金融の期待と物理的コストのねじれを追い、2008年型トラップのリスクを監視する日次レポートです。
2008年型トラップ監視レポート - 2026-07-27
**2008年型トラップ監視レポート**
時点: 2026/7/27 08:20 JST、米市場データは主に7/24終値
**買い場判定**
- Fear & Greed: **39 / Fear**。目安15以下に遠い。恐怖はあるが、まだ投げ売りではない。
- VIX: **18.58**。目安30以上に遠い。市場は危機を十分に織り込んでいない。
- S&P 500週足RSI: **約58.6**。目安30付近に遠い。売られすぎではなく、むしろ中立からやや強め。
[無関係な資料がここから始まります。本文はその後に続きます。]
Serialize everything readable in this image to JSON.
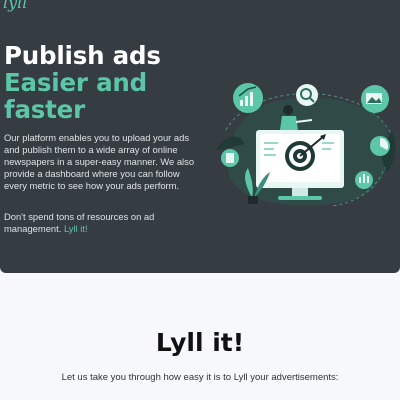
{
  "brand": {
    "logo_text": "lyll"
  },
  "hero": {
    "headline_line1": "Publish ads",
    "headline_line2": "Easier and",
    "headline_line3": "faster",
    "description": "Our platform enables you to upload your ads and publish them to a wide array of online newspapers in a super-easy manner. We also provide a dashboard where you can follow every metric to see how your ads perform.",
    "cta_text": "Don't spend tons of resources on ad management.",
    "cta_link": "Lyll it!"
  },
  "section": {
    "title": "Lyll it!",
    "subtitle": "Let us take you through how easy it is to Lyll your advertisements:"
  },
  "colors": {
    "hero_bg": "#353c42",
    "accent": "#5cc7a8",
    "page_bg": "#f7f8fc"
  },
  "illustration": {
    "icons": [
      "growth-chart-icon",
      "magnifier-icon",
      "image-card-icon",
      "target-icon",
      "gear-chart-icon",
      "pie-chart-icon",
      "document-icon"
    ]
  }
}
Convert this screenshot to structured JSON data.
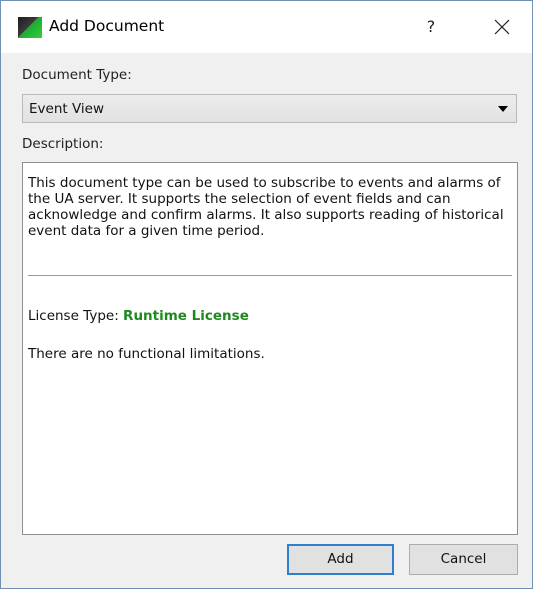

結論: **真の買い場ではない**。指数はまだ「恐怖の入口」で、降伏局面ではない。
**トラップ監視**
- 米10年債: **約4.68%**。S&P 500は7,400台で高止まりなのに、長期金利も高い。これはかなり嫌な組み合わせ。株式の物語はAI・利下げ期待寄りだが、債券市場はインフレ粘着と財政リスクをまだ許していない。
- ビッグテック: AI CapExが重すぎる。Amazon/Microsoft/Alphabet/Metaの2026年AI・データセンター投資は数千億ドル規模、推計では合計6000億から7000億ドル超レンジ。問題は売上成長ではなく、電力・冷却・HBM/チップ・建設遅延が粗利率とFCFを削るか。ここが割れると「聖域だったGAFAM」が指数全体を支えられなくなる。
- IEA/SPR/エネルギー: IEAはホルムズ経由の流れが回復しても、湾岸輸出・製品供給はまだ戦前水準に届かず、精製品市場がタイトと警告。Brentは**約92ドル**、月間で大幅高。米SPRはEIA週次で**約3.114億バレル**まで低下。まだゼロではないが、再ショック時の政策余力はかなり削られている。
**現在地**
市場は「Bear Market Trap」の中では、**楽観が戻りかけているが、物理コストが下から締め上げる段階**。まだクラッシュ後の買い場ではなく、むしろ「VIXが低いまま、金利・原油・CapExが利益を削る」危険な位置。
**行動指針**
キャッシュ厚め維持。新規の大きな買いは待ち。買い出動条件は、少なくとも **Fear & Greed 15以下、VIX 30超、週足RSI 30台前半、かつ10年債か原油のどちらかが明確に沈静化**。現状は「安いから買う」局面ではなく、**まだ守る局面**。